Следующий экземпляр блестел, как скорпион, и Бабуля продемонстрировала его в действии, несколько раз стукнув себя по ладони увесистой резиновой штуковиной.
— Этим можно и череп проломить, — сказала она.
Джим потянулся было к дубинке, но Бабуля рассмеялась: «Нет уж, фигушки» — и убрала ее в шкаф.
Мэри подошла к туалетному столику — посмотреть на стеклянную Деву Марию, наполненную лурдской водой, но Бабуля позвала ее и вручила настоящий полицейский значок. Потом из кармана халата она вытащила полицейский револьвер. Рукоятка была деревянной, а все остальные части отливали матовым серебряным блеском. Бабуля подняла его над нашими головами, рука ее чуть подрагивала. Джим потянулся к пистолету, а я слегка пригнулся. Мэри выставила вперед полицейский значок.
— Нельзя трогать. Он у меня на всякий случай заряжен, — предупредила Бабуля.
— Это ты заряжена! — крикнул из коридора Дед.
Бабуля рассмеялась и убрала пистолет. Она позволила нам еще несколько секунд подержать дубинки, а когда Джим сделал вид, что собирается проломить мне череп, попросила их назад. Мы ушам своим не могли поверить, когда она разрешила Мэри взять значок.
— Мы его разделим, — сказал Джим.
— Нет, — ответила Мэри и вышла из спальни.
Мы услышали, как открылась и закрылась дверь на половину Бабули и Деда. Бабуля дала мне и Джиму по печенью. Мы уселись с Дедом за кухонный стол, и он закурил «Честерфилд». Бабуля вскипятила чай и села вместе с нами.
Доказательство
Намучившись с «Сайласом Марнером»,[53] Крапп отер мел с рук и отошел от доски.
— Кажется, — сказал он, — кто-то написал мне письмо.
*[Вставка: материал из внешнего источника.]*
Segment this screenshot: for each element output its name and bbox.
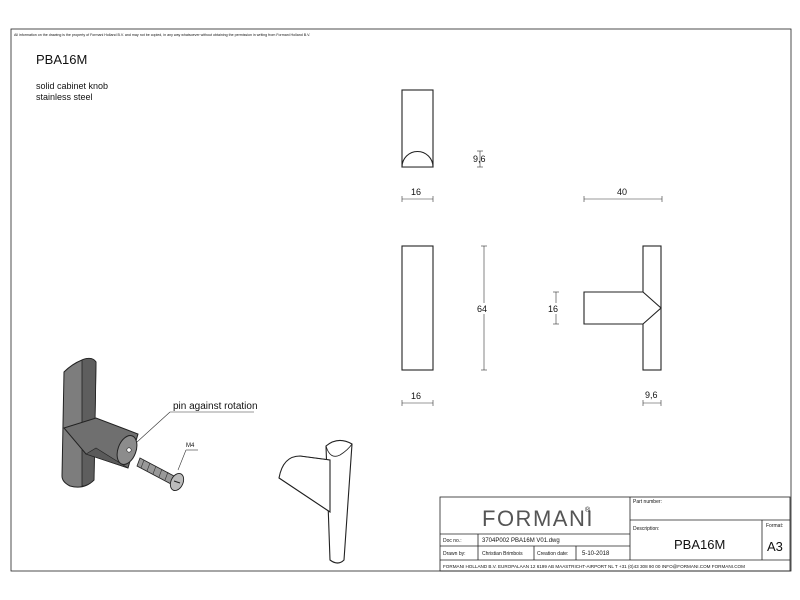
dimension-top-width-label: 16 [411,187,421,197]
dimension-side-depth-label: 40 [617,187,627,197]
drawn-by-value: Christian Brimbois [482,551,523,557]
m4-screw [136,457,185,491]
dimension-front-width: 16 [401,391,434,406]
doc-no-value: 3704P002 PBA16M V01.dwg [482,538,560,544]
dimension-side-stem-label: 16 [548,304,558,314]
title-block: FORMANI ® Part number: Description: PBA1… [439,496,791,572]
screw-callout-label: M4 [186,443,195,449]
dimension-front-height: 64 [475,245,491,371]
format-label: Format: [766,523,783,529]
description-value: PBA16M [674,537,725,552]
creation-date-value: 5-10-2018 [582,551,610,557]
description-label: Description: [633,526,659,532]
brand-logo: FORMANI [482,506,594,531]
pin-callout-label: pin against rotation [173,401,258,412]
description-line-2: stainless steel [36,92,93,102]
dimension-top-height-label: 9,6 [473,154,486,164]
copyright-notice: All information on the drawing is the pr… [14,33,310,37]
drawing-title: PBA16M [36,52,87,67]
doc-no-label: Doc no.: [443,538,462,544]
drawing-frame [10,28,792,572]
dimension-front-height-label: 64 [477,304,487,314]
dimension-side-thickness: 9,6 [642,390,662,406]
drawn-by-label: Drawn by: [443,551,466,557]
isometric-outline-view [278,439,353,564]
creation-date-label: Creation date: [537,551,568,557]
format-value: A3 [767,539,783,554]
dimension-front-width-label: 16 [411,391,421,401]
dimension-top-height: 9,6 [473,150,486,168]
brand-registered-mark: ® [585,506,591,514]
isometric-exploded-view: pin against rotation M4 [61,357,258,491]
dimension-top-width: 16 [401,187,434,202]
company-footer: FORMANI HOLLAND B.V. EUROPALAAN 12 6199 … [443,564,745,569]
front-view [401,245,434,371]
part-number-label: Part number: [633,499,662,505]
dimension-side-thickness-label: 9,6 [645,390,658,400]
dimension-side-stem: 16 [546,291,562,325]
side-view [583,245,662,371]
dimension-side-depth: 40 [583,187,663,202]
description-line-1: solid cabinet knob [36,81,108,91]
top-view [401,89,434,168]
Лицо его покраснело, челюсти сжались. Услышав про письмо, я чуть штаны не замочил. «Не отворачивайся», — напомнил я себе.
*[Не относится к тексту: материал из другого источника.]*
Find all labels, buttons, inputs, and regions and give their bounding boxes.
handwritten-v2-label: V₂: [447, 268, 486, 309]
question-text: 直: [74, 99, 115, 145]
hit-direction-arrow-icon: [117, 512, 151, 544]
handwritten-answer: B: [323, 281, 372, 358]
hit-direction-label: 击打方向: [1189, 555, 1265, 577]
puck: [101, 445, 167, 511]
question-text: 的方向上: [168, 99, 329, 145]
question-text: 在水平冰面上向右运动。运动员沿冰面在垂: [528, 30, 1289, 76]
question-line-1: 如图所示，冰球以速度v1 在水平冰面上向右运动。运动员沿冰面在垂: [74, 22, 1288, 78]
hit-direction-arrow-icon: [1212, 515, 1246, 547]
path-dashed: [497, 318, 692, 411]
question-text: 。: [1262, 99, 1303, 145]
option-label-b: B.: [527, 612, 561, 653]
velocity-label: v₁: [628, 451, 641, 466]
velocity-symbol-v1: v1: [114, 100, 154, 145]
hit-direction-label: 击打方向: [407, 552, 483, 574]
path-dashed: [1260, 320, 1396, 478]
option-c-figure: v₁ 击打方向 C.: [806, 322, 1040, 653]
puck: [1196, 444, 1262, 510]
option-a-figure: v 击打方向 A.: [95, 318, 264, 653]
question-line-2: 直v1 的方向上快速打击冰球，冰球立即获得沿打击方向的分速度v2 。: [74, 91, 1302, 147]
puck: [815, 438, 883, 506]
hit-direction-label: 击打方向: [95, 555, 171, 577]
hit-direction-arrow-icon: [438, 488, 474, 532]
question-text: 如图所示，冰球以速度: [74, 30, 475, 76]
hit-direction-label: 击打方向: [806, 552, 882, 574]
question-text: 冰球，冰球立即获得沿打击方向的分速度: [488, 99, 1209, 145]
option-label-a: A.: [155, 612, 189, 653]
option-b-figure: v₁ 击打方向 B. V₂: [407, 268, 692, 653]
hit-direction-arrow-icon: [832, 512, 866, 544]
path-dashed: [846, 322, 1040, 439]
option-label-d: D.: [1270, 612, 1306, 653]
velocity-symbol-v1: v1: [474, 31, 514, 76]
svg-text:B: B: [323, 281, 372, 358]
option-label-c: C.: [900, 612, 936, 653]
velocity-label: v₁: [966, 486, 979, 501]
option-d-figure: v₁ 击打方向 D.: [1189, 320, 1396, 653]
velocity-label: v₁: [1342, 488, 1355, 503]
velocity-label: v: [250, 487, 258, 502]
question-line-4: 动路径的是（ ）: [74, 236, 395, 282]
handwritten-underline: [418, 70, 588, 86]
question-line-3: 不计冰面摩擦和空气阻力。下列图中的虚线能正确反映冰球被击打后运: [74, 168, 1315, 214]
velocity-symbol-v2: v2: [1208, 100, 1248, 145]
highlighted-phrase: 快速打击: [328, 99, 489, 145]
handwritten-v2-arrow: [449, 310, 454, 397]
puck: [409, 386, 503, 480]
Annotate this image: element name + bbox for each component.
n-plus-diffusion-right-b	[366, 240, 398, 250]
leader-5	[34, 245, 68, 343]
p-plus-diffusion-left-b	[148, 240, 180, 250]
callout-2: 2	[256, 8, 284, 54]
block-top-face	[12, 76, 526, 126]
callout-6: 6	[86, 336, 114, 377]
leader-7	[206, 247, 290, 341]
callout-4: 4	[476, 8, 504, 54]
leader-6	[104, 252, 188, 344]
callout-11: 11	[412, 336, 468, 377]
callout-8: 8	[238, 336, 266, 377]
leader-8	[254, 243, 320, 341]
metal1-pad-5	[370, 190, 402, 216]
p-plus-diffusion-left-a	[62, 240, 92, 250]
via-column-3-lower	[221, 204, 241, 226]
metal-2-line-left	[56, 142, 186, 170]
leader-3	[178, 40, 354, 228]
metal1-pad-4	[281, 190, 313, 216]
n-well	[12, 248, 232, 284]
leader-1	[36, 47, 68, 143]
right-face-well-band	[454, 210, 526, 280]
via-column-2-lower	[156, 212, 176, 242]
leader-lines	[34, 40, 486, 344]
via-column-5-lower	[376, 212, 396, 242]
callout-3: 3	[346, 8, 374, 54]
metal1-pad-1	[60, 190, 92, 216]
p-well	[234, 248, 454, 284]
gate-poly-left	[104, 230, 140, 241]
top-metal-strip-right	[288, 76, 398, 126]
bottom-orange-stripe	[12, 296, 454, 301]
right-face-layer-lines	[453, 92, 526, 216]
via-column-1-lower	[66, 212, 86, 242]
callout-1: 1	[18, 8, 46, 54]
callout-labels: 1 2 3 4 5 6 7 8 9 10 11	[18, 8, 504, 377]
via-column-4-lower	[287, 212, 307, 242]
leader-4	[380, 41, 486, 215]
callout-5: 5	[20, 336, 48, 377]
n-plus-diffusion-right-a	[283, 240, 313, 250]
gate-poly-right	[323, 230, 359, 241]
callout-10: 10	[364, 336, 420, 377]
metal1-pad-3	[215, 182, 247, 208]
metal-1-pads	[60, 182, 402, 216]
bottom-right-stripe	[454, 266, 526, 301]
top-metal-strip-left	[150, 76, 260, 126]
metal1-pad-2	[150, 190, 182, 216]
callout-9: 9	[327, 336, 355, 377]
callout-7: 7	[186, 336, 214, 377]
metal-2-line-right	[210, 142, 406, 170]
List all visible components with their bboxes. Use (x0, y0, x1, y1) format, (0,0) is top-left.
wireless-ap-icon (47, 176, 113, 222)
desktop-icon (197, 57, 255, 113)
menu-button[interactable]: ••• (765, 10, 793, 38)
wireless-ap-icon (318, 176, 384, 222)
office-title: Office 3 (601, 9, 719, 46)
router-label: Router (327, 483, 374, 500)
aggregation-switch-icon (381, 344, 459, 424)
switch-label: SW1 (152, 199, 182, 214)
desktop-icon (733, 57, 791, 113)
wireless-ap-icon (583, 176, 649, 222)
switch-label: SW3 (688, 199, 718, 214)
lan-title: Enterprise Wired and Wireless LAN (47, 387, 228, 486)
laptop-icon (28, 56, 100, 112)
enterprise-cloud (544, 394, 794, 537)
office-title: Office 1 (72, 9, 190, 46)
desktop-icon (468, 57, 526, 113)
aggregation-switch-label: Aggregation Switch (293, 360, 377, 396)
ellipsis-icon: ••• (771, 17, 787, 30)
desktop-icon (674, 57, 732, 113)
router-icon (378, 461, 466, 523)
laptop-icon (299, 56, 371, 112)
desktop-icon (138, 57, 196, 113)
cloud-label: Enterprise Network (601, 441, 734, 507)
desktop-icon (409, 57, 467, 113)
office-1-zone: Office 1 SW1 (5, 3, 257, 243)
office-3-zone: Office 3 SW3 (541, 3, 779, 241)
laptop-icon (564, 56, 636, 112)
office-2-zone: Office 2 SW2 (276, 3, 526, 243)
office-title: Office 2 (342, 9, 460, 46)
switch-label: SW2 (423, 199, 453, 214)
— Кто-то прислал мне письмо — думаю, чтобы меня оскорбить, — продолжил Крапп.
Засунув руку в карман рубашки, он вытащил аккуратно сложенный листик бумаги, развернул его и показал классу. Мы прочли. Тиму Салливану пришлось обеими руками закрыть лицо, но он не издал ни звука.
— Я думаю, это сделал кто-то из вас, — Крапп стал заглядывать в глаза каждому по очереди, — поскольку автор допустил ошибку.
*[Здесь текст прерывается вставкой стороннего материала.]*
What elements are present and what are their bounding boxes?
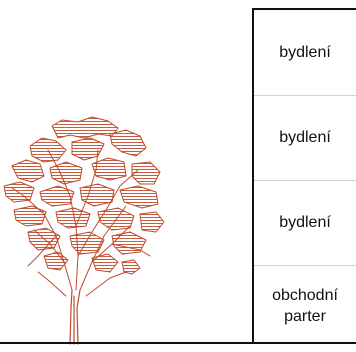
- deciduous-tree-icon: [3, 116, 165, 345]
- floor-label: bydlení: [279, 129, 331, 146]
- ground-line: [0, 342, 252, 344]
- floor-divider: [254, 180, 356, 181]
- floor-label: bydlení: [279, 214, 331, 231]
- floor-divider: [254, 265, 356, 266]
- floor-divider: [254, 95, 356, 96]
- floor-commercial-ground: obchodní parter: [254, 265, 356, 344]
- floor-label: bydlení: [279, 44, 331, 61]
- building-section: bydlení bydlení bydlení obchodní parter: [252, 8, 356, 344]
- floor-residential-1: bydlení: [254, 180, 356, 265]
- floor-residential-3: bydlení: [254, 10, 356, 95]
- floor-label-commercial: obchodní parter: [272, 285, 338, 327]
- floor-label-line2: parter: [284, 307, 326, 325]
- floor-label-line1: obchodní: [272, 286, 338, 304]
- floor-residential-2: bydlení: [254, 95, 356, 180]
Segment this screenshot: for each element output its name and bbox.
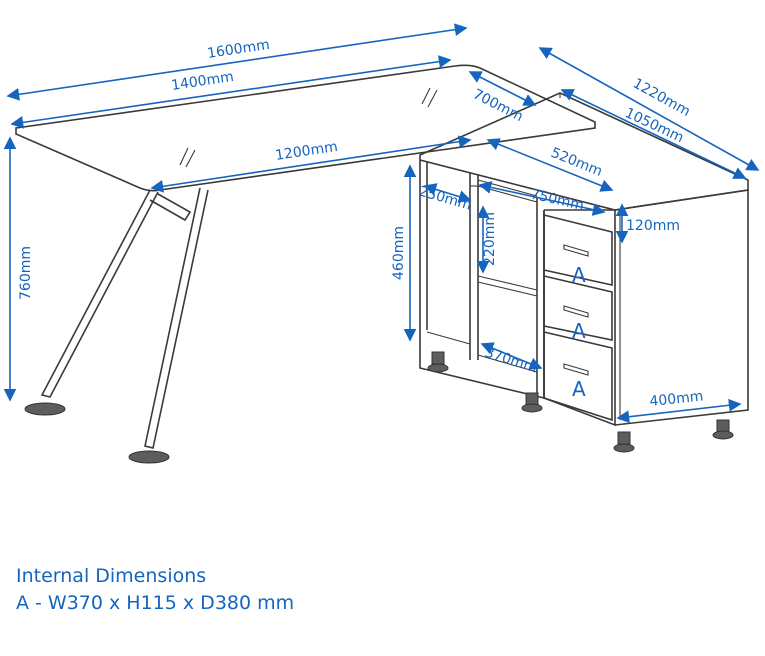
cabinet-foot-4 [716,419,730,433]
drawer-label-3: A [572,377,586,401]
notes-title: Internal Dimensions [16,565,207,587]
cabinet-foot-2 [525,392,539,406]
dim-1400: 1400mm [170,69,235,94]
dim-370: 370mm [483,345,539,377]
desk-diagram: 1600mm 1400mm 1200mm 700mm 1220mm 1050mm… [3,23,760,464]
drawer-label-1: A [572,263,586,287]
dim-700: 700mm [470,86,525,125]
internal-dimensions-note: Internal Dimensions A - W370 x H115 x D3… [16,565,294,614]
cabinet-foot-3 [617,431,631,445]
dim-220: 220mm [482,212,498,266]
drawer-labels: A A A [572,263,586,401]
dim-1200: 1200mm [274,139,339,164]
notes-line: A - W370 x H115 x D380 mm [16,592,295,614]
dim-460: 460mm [391,226,407,280]
dimension-lines [3,23,760,424]
dim-400: 400mm [649,388,704,410]
desk-foot-left [24,402,66,416]
drawer-label-2: A [572,319,586,343]
dim-120: 120mm [626,218,680,234]
dimension-labels: 1600mm 1400mm 1200mm 700mm 1220mm 1050mm… [18,37,704,410]
desk-foot-right [128,450,170,464]
dim-250: 250mm [417,183,473,213]
dim-520: 520mm [549,145,605,180]
cabinet-foot-1 [431,351,445,365]
dim-760: 760mm [18,246,34,300]
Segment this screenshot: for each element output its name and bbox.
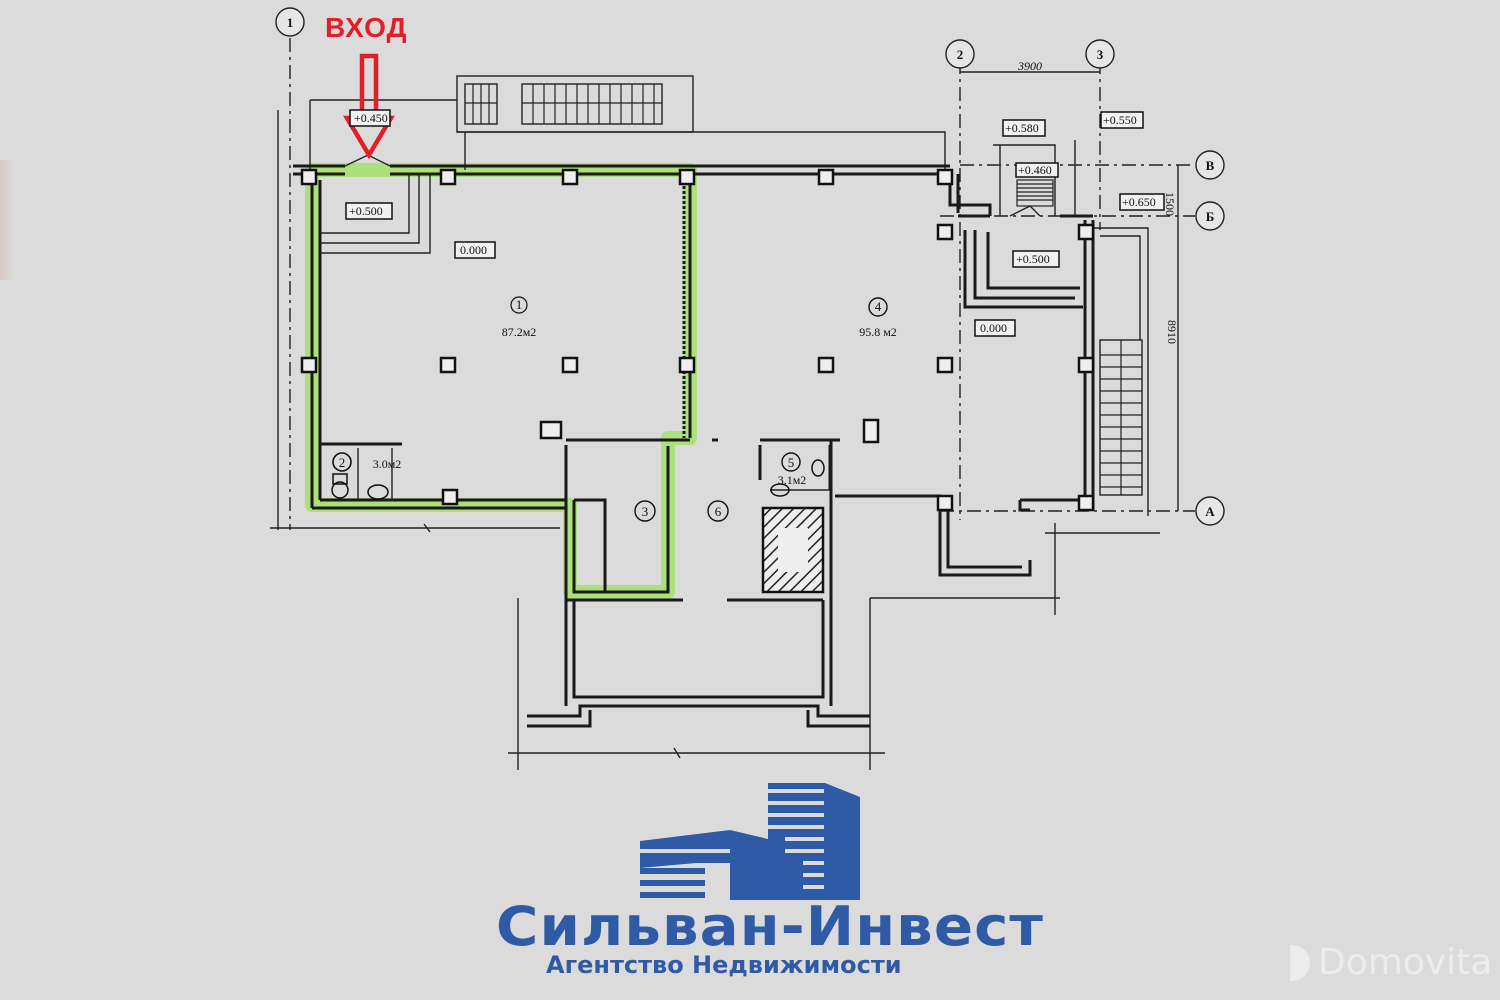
- svg-text:87.2м2: 87.2м2: [502, 325, 537, 339]
- svg-text:+0.450: +0.450: [354, 111, 388, 125]
- svg-text:3: 3: [1097, 47, 1104, 62]
- svg-text:+0.500: +0.500: [349, 204, 383, 218]
- level-outer-550: +0.550: [1100, 111, 1144, 129]
- external-stairs-top: [309, 75, 946, 170]
- room-1[interactable]: 1 87.2м2: [502, 296, 537, 339]
- svg-text:1500: 1500: [1163, 192, 1177, 216]
- brand-name: Сильван-Инвест: [496, 895, 1044, 958]
- level-stair-top: +0.580: [1002, 119, 1046, 137]
- edge-artifact: [0, 160, 14, 280]
- svg-text:6: 6: [715, 504, 722, 519]
- axis-marker-3: 3: [1085, 39, 1115, 69]
- watermark: Domovita: [1290, 942, 1492, 983]
- axis-marker-b: Б: [1195, 201, 1225, 231]
- svg-text:2: 2: [339, 455, 346, 470]
- room-6[interactable]: 6: [707, 500, 729, 522]
- svg-text:Б: Б: [1206, 209, 1215, 224]
- axis-marker-a: А: [1195, 496, 1225, 526]
- svg-text:3900: 3900: [1017, 59, 1042, 73]
- entry-label: ВХОД: [325, 12, 408, 43]
- break-lines: [270, 110, 1160, 770]
- svg-text:+0.460: +0.460: [1018, 163, 1052, 177]
- level-room4-step: +0.500: [1012, 250, 1060, 268]
- watermark-text: Domovita: [1318, 942, 1493, 983]
- svg-text:95.8 м2: 95.8 м2: [859, 325, 897, 339]
- entry-arrow[interactable]: [343, 53, 395, 160]
- level-room4-floor: 0.000: [974, 319, 1016, 337]
- watermark-logo-icon: [1290, 944, 1310, 981]
- wc-fixtures: [320, 442, 832, 500]
- svg-text:А: А: [1205, 504, 1215, 519]
- level-room1-step: +0.500: [345, 202, 393, 220]
- level-outer-650: +0.650: [1119, 193, 1165, 211]
- external-stairs-right: [1099, 339, 1143, 496]
- svg-text:8910: 8910: [1165, 320, 1179, 344]
- svg-text:5: 5: [788, 455, 795, 470]
- svg-text:0.000: 0.000: [980, 321, 1007, 335]
- svg-text:3.1м2: 3.1м2: [778, 473, 807, 487]
- axis-lines: 3900 1500 8910: [289, 38, 1195, 530]
- svg-text:+0.500: +0.500: [1016, 252, 1050, 266]
- brand-subtitle: Агентство Недвижимости: [546, 951, 902, 979]
- axis-marker-2: 2: [945, 39, 975, 69]
- svg-text:2: 2: [957, 47, 964, 62]
- axis-marker-1: 1: [275, 7, 305, 37]
- svg-text:1: 1: [516, 297, 523, 312]
- stairwell-steps: [1016, 179, 1054, 207]
- svg-text:+0.550: +0.550: [1103, 113, 1137, 127]
- columns: [300, 168, 1095, 512]
- svg-text:3.0м2: 3.0м2: [373, 457, 402, 471]
- room-5[interactable]: 5 3.1м2: [778, 452, 807, 487]
- brand-logo-icon: [640, 783, 860, 900]
- svg-text:3: 3: [642, 504, 649, 519]
- elevator-cabin: [778, 528, 808, 572]
- room-4[interactable]: 4 95.8 м2: [859, 297, 897, 339]
- svg-text:В: В: [1206, 158, 1215, 173]
- svg-text:4: 4: [875, 299, 882, 314]
- svg-text:0.000: 0.000: [460, 243, 487, 257]
- axis-marker-v: В: [1195, 150, 1225, 180]
- svg-text:+0.650: +0.650: [1122, 195, 1156, 209]
- room1-step-platform: [320, 174, 431, 254]
- svg-text:1: 1: [287, 15, 294, 30]
- walls: [293, 140, 1149, 728]
- svg-text:+0.580: +0.580: [1005, 121, 1039, 135]
- room-3[interactable]: 3: [634, 500, 656, 522]
- level-entry-step: +0.450: [349, 109, 391, 127]
- room-2[interactable]: 2 3.0м2: [332, 452, 402, 472]
- level-stair-landing: +0.460: [1015, 162, 1059, 178]
- level-room1-floor: 0.000: [454, 241, 496, 259]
Когда Крапп дошел до меня, я изо всех сил постарался не моргнуть.
— Вообще-то говоря, — заявил он, потирая руками, после того как сложил письмо и поместил его обратно в карман, — я знаю, кто это. Вы забыли, что ваши почерки все время передо мной. Я взял письмо, потом листки с одной из ваших контрольных и сравнил почерки. Может быть, виновный признается сам?